Cisco mette in guardia contro attacchi brute-force su larga scala contro i servizi VPN
Pubblicato da Angelo Domeneghini in Adware - Malware - Phishing - Ransomware - Spoofing - Trojan · 17 Aprile 2024
Tags: #vpn, #bruteforce
Tags: #vpn, #bruteforce
Cisco mette in guardia contro attacchi brute-force su larga scala contro i servizi VPN
Cisco mette in guardia contro una campagna di forzatura bruta delle credenziali su larga scala che prende di mira i servizi VPN e SSH sui dispositivi Cisco, CheckPoint, Fortinet, SonicWall e Ubiquiti in tutto il mondo.

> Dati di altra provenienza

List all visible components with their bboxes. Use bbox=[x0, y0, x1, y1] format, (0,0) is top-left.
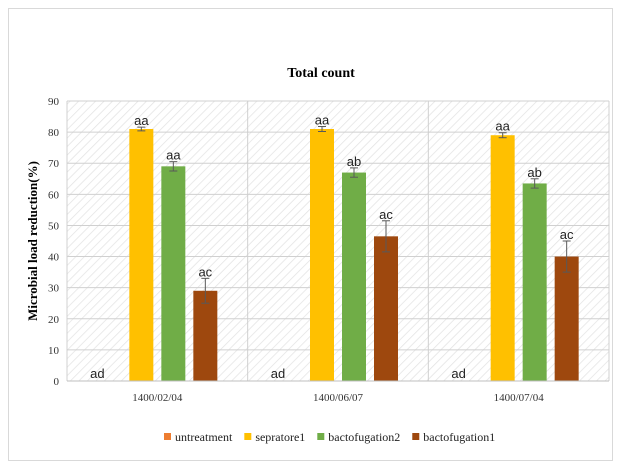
bar bbox=[490, 135, 515, 381]
significance-label: ad bbox=[271, 366, 285, 381]
legend: untreatment sepratore1 bactofugation2 bacto… bbox=[164, 430, 495, 444]
y-tick-label: 40 bbox=[48, 252, 60, 264]
significance-label: aa bbox=[134, 113, 149, 128]
chart-svg: Total count Microbial load reduction(%) … bbox=[25, 66, 610, 444]
significance-label: aa bbox=[166, 148, 181, 163]
significance-label: ad bbox=[451, 366, 465, 381]
bar bbox=[310, 129, 334, 381]
plot-area: 0 10 20 30 40 50 60 70 80 90 1400/02/04 1400/06/07 1… bbox=[48, 96, 610, 404]
y-tick-label: 30 bbox=[48, 283, 60, 295]
legend-label: sepratore1 bbox=[255, 430, 305, 444]
legend-swatch bbox=[244, 433, 252, 440]
y-tick-label: 10 bbox=[48, 345, 60, 357]
y-tick-label: 20 bbox=[48, 314, 60, 326]
significance-label: ab bbox=[527, 165, 541, 180]
x-tick-label: 1400/06/07 bbox=[313, 392, 364, 404]
bar bbox=[554, 256, 579, 381]
y-tick-label: 70 bbox=[48, 158, 60, 170]
significance-label: ad bbox=[90, 366, 104, 381]
bar bbox=[193, 290, 218, 381]
y-tick-label: 0 bbox=[54, 376, 60, 388]
bar bbox=[522, 183, 547, 381]
y-tick-label: 60 bbox=[48, 189, 60, 201]
legend-swatch bbox=[317, 433, 325, 440]
legend-swatch bbox=[164, 433, 171, 440]
legend-label: untreatment bbox=[175, 430, 233, 444]
legend-swatch bbox=[412, 433, 420, 440]
bar bbox=[129, 129, 154, 381]
x-tick-label: 1400/02/04 bbox=[132, 392, 183, 404]
significance-label: aa bbox=[495, 119, 510, 134]
x-tick-label: 1400/07/04 bbox=[494, 392, 545, 404]
y-axis-label: Microbial load reduction(%) bbox=[25, 161, 40, 321]
legend-label: bactofugation2 bbox=[328, 430, 400, 444]
significance-label: ac bbox=[560, 227, 574, 242]
bar bbox=[374, 236, 398, 381]
bar bbox=[161, 166, 186, 381]
y-tick-label: 80 bbox=[48, 127, 60, 139]
chart-container: Total count Microbial load reduction(%) … bbox=[8, 8, 613, 461]
legend-label: bactofugation1 bbox=[423, 430, 495, 444]
significance-label: ac bbox=[198, 264, 212, 279]
bar bbox=[342, 172, 366, 381]
y-tick-label: 50 bbox=[48, 220, 60, 232]
significance-label: ab bbox=[347, 154, 361, 169]
y-tick-label: 90 bbox=[48, 96, 60, 108]
significance-label: ac bbox=[379, 207, 393, 222]
significance-label: aa bbox=[315, 113, 330, 128]
chart-title: Total count bbox=[287, 66, 355, 81]
plot-background bbox=[67, 101, 609, 381]
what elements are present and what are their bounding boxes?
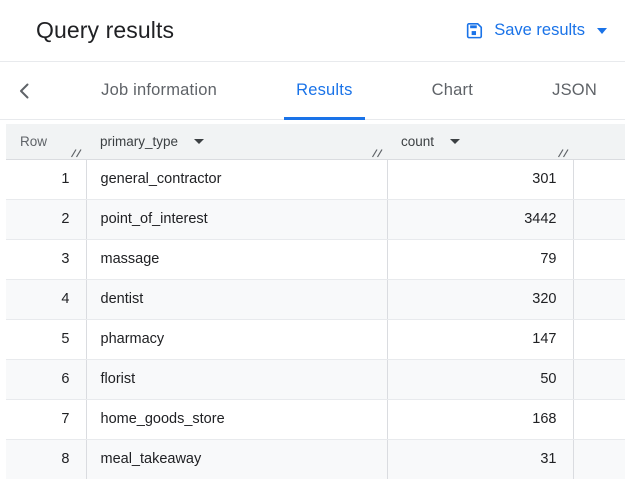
count-cell: 168	[387, 399, 574, 440]
filler-cell	[573, 279, 625, 320]
primary-type-cell: meal_takeaway	[86, 439, 388, 479]
column-resize-handle[interactable]	[70, 146, 83, 158]
column-header-count-label: count	[401, 133, 435, 149]
table-row: 6 florist 50	[6, 359, 625, 400]
primary-type-cell: pharmacy	[86, 319, 388, 360]
row-number-cell: 5	[6, 319, 87, 360]
filler-cell	[573, 359, 625, 400]
back-chevron-button[interactable]	[14, 62, 34, 119]
save-results-caret-icon	[597, 27, 607, 34]
tab-job-information[interactable]: Job information	[89, 62, 229, 119]
primary-type-cell: point_of_interest	[86, 199, 388, 240]
column-header-row-label: Row	[20, 133, 48, 149]
row-number-cell: 3	[6, 239, 87, 280]
row-number-cell: 2	[6, 199, 87, 240]
primary-type-cell: florist	[86, 359, 388, 400]
page-title: Query results	[36, 17, 175, 43]
column-menu-caret-icon[interactable]	[450, 138, 461, 144]
column-menu-caret-icon[interactable]	[194, 138, 205, 144]
count-cell: 31	[387, 439, 574, 479]
filler-cell	[573, 439, 625, 479]
tab-json-label: JSON	[552, 81, 597, 99]
row-number-cell: 6	[6, 359, 87, 400]
filler-cell	[573, 399, 625, 440]
chevron-left-icon	[18, 82, 30, 100]
column-resize-handle[interactable]	[371, 146, 384, 158]
tab-results[interactable]: Results	[284, 62, 365, 120]
count-cell: 301	[387, 159, 574, 200]
table-row: 1 general_contractor 301	[6, 159, 625, 200]
count-cell: 320	[387, 279, 574, 320]
column-header-primary-type[interactable]: primary_type	[86, 124, 387, 160]
count-cell: 147	[387, 319, 574, 360]
primary-type-cell: massage	[86, 239, 388, 280]
title-bar: Query results Save results	[0, 0, 625, 62]
filler-cell	[573, 199, 625, 240]
table-row: 5 pharmacy 147	[6, 319, 625, 360]
primary-type-cell: dentist	[86, 279, 388, 320]
row-number-cell: 8	[6, 439, 87, 479]
tab-chart[interactable]: Chart	[420, 62, 485, 119]
primary-type-cell: general_contractor	[86, 159, 388, 200]
column-header-filler	[573, 124, 625, 160]
table-row: 3 massage 79	[6, 239, 625, 280]
table-row: 2 point_of_interest 3442	[6, 199, 625, 240]
count-cell: 3442	[387, 199, 574, 240]
column-header-primary-type-label: primary_type	[100, 133, 179, 149]
row-number-cell: 7	[6, 399, 87, 440]
save-icon	[465, 21, 484, 40]
tab-results-label: Results	[296, 81, 353, 99]
row-number-cell: 4	[6, 279, 87, 320]
save-results-button[interactable]: Save results	[465, 21, 607, 40]
save-results-label: Save results	[494, 21, 585, 39]
tab-json[interactable]: JSON	[540, 62, 609, 119]
count-cell: 50	[387, 359, 574, 400]
filler-cell	[573, 239, 625, 280]
table-row: 8 meal_takeaway 31	[6, 439, 625, 479]
column-header-row: Row	[6, 124, 86, 160]
primary-type-cell: home_goods_store	[86, 399, 388, 440]
tab-chart-label: Chart	[431, 81, 474, 99]
filler-cell	[573, 319, 625, 360]
results-tab-bar: Job information Results Chart JSON	[0, 62, 625, 120]
tab-job-information-label: Job information	[101, 81, 217, 99]
results-table: Row primary_type	[6, 124, 625, 479]
table-row: 7 home_goods_store 168	[6, 399, 625, 440]
table-row: 4 dentist 320	[6, 279, 625, 320]
column-header-count[interactable]: count	[387, 124, 573, 160]
filler-cell	[573, 159, 625, 200]
table-header-row: Row primary_type	[6, 124, 625, 160]
column-resize-handle[interactable]	[557, 146, 570, 158]
row-number-cell: 1	[6, 159, 87, 200]
count-cell: 79	[387, 239, 574, 280]
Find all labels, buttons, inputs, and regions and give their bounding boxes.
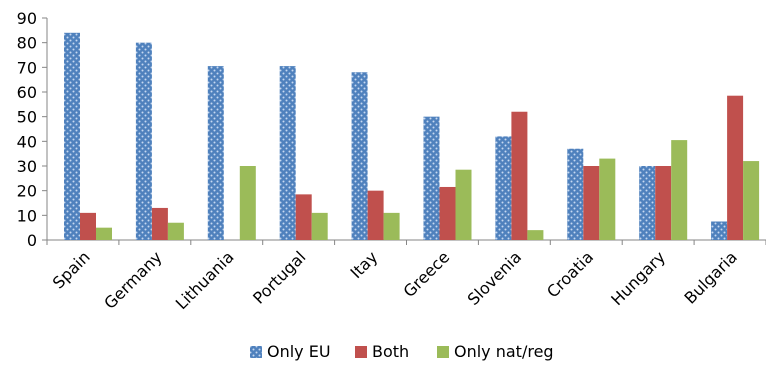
x-category-label: Slovenia bbox=[464, 247, 526, 309]
bar bbox=[351, 72, 368, 241]
bar bbox=[207, 66, 224, 240]
y-tick-label: 30 bbox=[17, 157, 37, 176]
y-axis: 0 10 20 30 40 50 60 70 80 90 bbox=[17, 9, 48, 250]
legend-item: Only nat/reg bbox=[437, 342, 554, 361]
bar bbox=[495, 136, 512, 240]
x-category-label: Germany bbox=[100, 247, 165, 312]
legend-item: Both bbox=[355, 342, 409, 361]
x-category-label: Portugal bbox=[249, 247, 309, 307]
bar bbox=[167, 222, 184, 240]
legend: Only EU Both Only nat/reg bbox=[250, 342, 554, 361]
bar bbox=[151, 207, 168, 240]
legend-swatch bbox=[355, 346, 367, 358]
y-tick-label: 10 bbox=[17, 206, 37, 225]
bar bbox=[423, 116, 440, 240]
bar bbox=[96, 227, 112, 240]
y-tick-label: 0 bbox=[27, 231, 37, 250]
bar bbox=[527, 230, 544, 240]
y-tick-label: 80 bbox=[17, 34, 37, 53]
bar bbox=[64, 32, 80, 240]
x-category-label: Itay bbox=[347, 247, 382, 282]
x-category-label: Greece bbox=[400, 247, 454, 301]
x-category-label: Croatia bbox=[543, 247, 597, 301]
legend-swatch bbox=[250, 346, 262, 358]
y-tick-label: 40 bbox=[17, 132, 37, 151]
bar bbox=[711, 221, 728, 240]
bar bbox=[655, 166, 672, 240]
bar bbox=[743, 161, 760, 240]
x-category-label: Bulgaria bbox=[681, 247, 741, 307]
legend-label: Both bbox=[372, 342, 409, 361]
x-category-label: Spain bbox=[49, 247, 94, 292]
legend-item: Only EU bbox=[250, 342, 331, 361]
y-tick-label: 20 bbox=[17, 182, 37, 201]
y-tick-label: 70 bbox=[17, 58, 37, 77]
bar bbox=[727, 95, 744, 240]
legend-label: Only EU bbox=[267, 342, 331, 361]
bar bbox=[80, 212, 96, 240]
bar bbox=[639, 166, 656, 240]
x-axis: Spain Germany Lithuania Portugal Itay Greece S… bbox=[46, 239, 766, 313]
bar bbox=[239, 166, 256, 240]
bar bbox=[295, 194, 312, 240]
bar bbox=[671, 140, 688, 240]
legend-swatch bbox=[437, 346, 449, 358]
bar bbox=[567, 148, 584, 240]
x-category-label: Hungary bbox=[607, 247, 669, 309]
bar bbox=[279, 66, 296, 240]
y-tick-label: 90 bbox=[17, 9, 37, 28]
y-tick-label: 60 bbox=[17, 83, 37, 102]
x-category-label: Lithuania bbox=[172, 247, 238, 313]
y-tick-label: 50 bbox=[17, 108, 37, 127]
bar bbox=[311, 212, 328, 240]
bar bbox=[439, 186, 456, 240]
bar bbox=[367, 190, 384, 240]
bar bbox=[455, 169, 472, 240]
bar bbox=[583, 166, 600, 240]
bars bbox=[64, 32, 760, 241]
legend-label: Only nat/reg bbox=[454, 342, 554, 361]
bar bbox=[599, 158, 616, 240]
bar bbox=[135, 42, 152, 240]
bar bbox=[383, 212, 400, 240]
bar bbox=[511, 111, 528, 240]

Un attacco di forza bruta è il processo mediante il quale si tenta di accedere a un account o dispositivo utilizzando molti nomi utente e password finché non viene trovata la combinazione corretta. Una volta che hanno accesso alle credenziali corrette, gli autori delle minacce possono utilizzarle per dirottare un dispositivo o ottenere l'accesso alla rete interna.
Secondo Cisco Talos, questa nuova campagna di forza bruta utilizza un mix di nomi utente di dipendenti validi e generici relativi a organizzazioni specifiche.
I ricercatori affermano che gli attacchi sono iniziati il 18 marzo 2024, mentre tutti gli attacchi provengono da nodi di uscita TOR e da vari altri strumenti e proxy di anonimizzazione, che gli autori delle minacce utilizzano per eludere i blocchi.
"A seconda dell'ambiente preso di mira, attacchi riusciti di questo tipo possono portare ad accessi non autorizzati alla rete, blocchi degli account o condizioni di negazione del servizio", avverte il rapporto Cisco Talos.
"Il traffico relativo a questi attacchi è aumentato con il tempo ed è probabile che continui ad aumentare."
Alcuni servizi utilizzati per condurre gli attacchi includono TOR, VPN Gate, IPIDEA Proxy, BigMama Proxy, Space Proxies, Nexus Proxy e Proxy Rack.
I ricercatori di Cisco riferiscono che i seguenti servizi sono attivamente presi di mira da questa campagna:
- VPN firewall sicuro Cisco
- Punto di controlloVPN
- VPN Fortinet
- VPN SonicWall
- Servizi Web Desktop remoto
- Miktrotik
- Draytek
- Ubiquiti
L’attività dannosa non si concentra specificatamente su particolari settori o regioni, suggerendo una strategia più ampia di attacchi casuali e opportunistici.
Il team di Talos ha condiviso un elenco completo di indicatori di compromissione (IoC) per questa attività su GitHub, inclusi gli indirizzi IP degli aggressori da includere nelle blocklist e l'elenco di nomi utente e password utilizzati negli attacchi di forza bruta.
Possibili collegamenti ad attacchi precedenti
Alla fine di marzo 2024, Cisco ha avvertito di un’ondata di attacchi di password spraying mirati ai servizi Remote Access VPN (RAVPN) configurati sui dispositivi Cisco Secure Firewall.
Gli attacchi di password spraying sono più efficaci contro le politiche di password deboli, prendendo di mira molti nomi utente con un piccolo set di password comunemente utilizzate invece di forzare brute di dizionari di grandi dimensioni.
Il ricercatore di sicurezza Aaron Martin ha attribuito questi attacchi a una botnet malware chiamata "Brutus", in base ai modelli di attacco osservati e all'ambito di targeting.
Non è ancora stato verificato se gli attacchi di cui Cisco mette in guardia oggi siano la continuazione di quelli visti in precedenza.
BleepingComputer ha contattato Cisco per chiarire se le due attività sono collegate, ma non è stato immediatamente disponibile un commento.